И как раз вовремя. Потому что с дороги раздаётся перестук копыт. И голос Карсона, (который, видимо, совсем забыл о сне).
— Женя… День добрый!
— О, это ты, — она улыбается, стараясь за этим скрыть толику смущения.
Платье выпачкано, особенно, подол. На лбу и щеке тонкая полоска грязи, она же забилась под ногти — перчаток тут, конечно, не нашлось.
Карсон спешивается и подходит ближе, озираясь. И делает это с нескрываемым одобрением.
— Вот это да… Ты одна столько всего провернула, Женя? — в голосе искренний интерес и нежность пополам с сочувствием.
— Ага, — она проводит ладонями по лицу и волосам, — вот тут будет морковка, видишь? Вот тут тыквы… А то была земля без дела. Крыша теперь протекать не должна, и вообще… И вообще, знаешь что? — она вдруг хмурится.
— Что? — будто настораживается он. — Ещё денег надо, мать всё забрала?
— Нет, я про то что… Как бы я вокруг этой развалины ни плясала, не видишь разве, её проще сжечь и построить новую! — она смеётся.
Конечно, всё выглядит лучше, но в её мире никто не пытается сарай превратить в коттедж. Тут же ветер дунет — и эти стены сложатся, как карточный домик.
Но Карсон обдумывает её слова со всей серьёзностью. И, придя к решению, согласно кивает.
— Да, Женя, ты права. Скажем моей матушке, что новый дом строится. А этот мол слишком стар просто, хотя за ним и ухаживают. Будет вам новый дом…
— Что? — она выгибает бровь и даже перестаёт дышать. — Я же не… Не это имела в виду!

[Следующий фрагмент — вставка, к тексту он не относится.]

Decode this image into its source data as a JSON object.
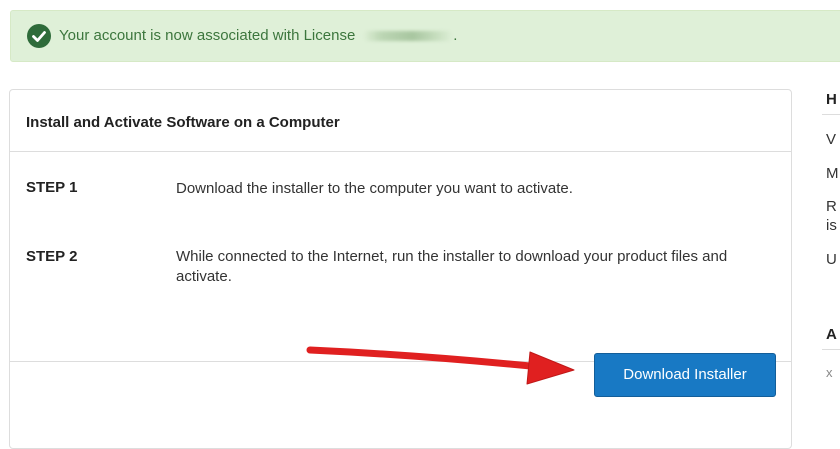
{
  "alert": {
    "message": "Your account is now associated with License",
    "suffix": "."
  },
  "panel": {
    "title": "Install and Activate Software on a Computer",
    "steps": [
      {
        "label": "STEP 1",
        "text": "Download the installer to the computer you want to activate."
      },
      {
        "label": "STEP 2",
        "text": "While connected to the Internet, run the installer to download your product files and activate."
      }
    ],
    "download_button": "Download Installer"
  },
  "sidebar": {
    "heading_1": "H",
    "items": [
      "V",
      "M",
      "R",
      "is",
      "U"
    ],
    "heading_2": "A",
    "item_bottom": "x"
  },
  "colors": {
    "alert_bg": "#dff0d8",
    "alert_text": "#3c763d",
    "button_bg": "#1879c4",
    "arrow": "#e02020"
  },
  "icons": {
    "alert": "check-circle-icon",
    "annotation": "red-arrow-icon"
  }
}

— Нет, правильно, что сказала. Так и сделаем, — окончательно решает он и, поцеловав Женю в лоб, седлает лошадь. — До встречи, милая…
— Подожди, так а чего ты приезжал?
— Ой, и правда, — оглядывается на неё Карсон и сонно трёт глаза. — Как Джек, в порядке?
— Пока да… Думаю, — она морщится, — из него всё вышло уже. Ты за этим приехал?
Карсон смеётся.
— Да, хотел узнать, всё ли в порядке.
Женя подходит к нему, обнимает и шепчет:
— Всё в порядке.
Он тепло обнимает её в ответ, прижимая к себе. А, отстранившись, уже без слов уезжает прочь. Так, будто думает, что если обернётся ещё раз, уехать уже не сможет.
Но как только он скрывается за поворотом, у домика звучит странный глухой треск. А затем, переплетаясь друг с другом в один толстый, как ствол векового дуба, стебель, из земли вырывается три гигантских ростка.
Они стремятся к самому небу, от распускающихся листьев поднимаются порывы ветра, толстые, с руку толщиной усы-щупальца хватают край крыши и ближайшее дерево, едва не срывая и то, и другое. И вот, наконец, верхушкой бобовый стебель пронзает облака.
И на крыльцо выбегает мать с Аннушкой, в ужасе глядя на то, что выросло в их дворике у окна.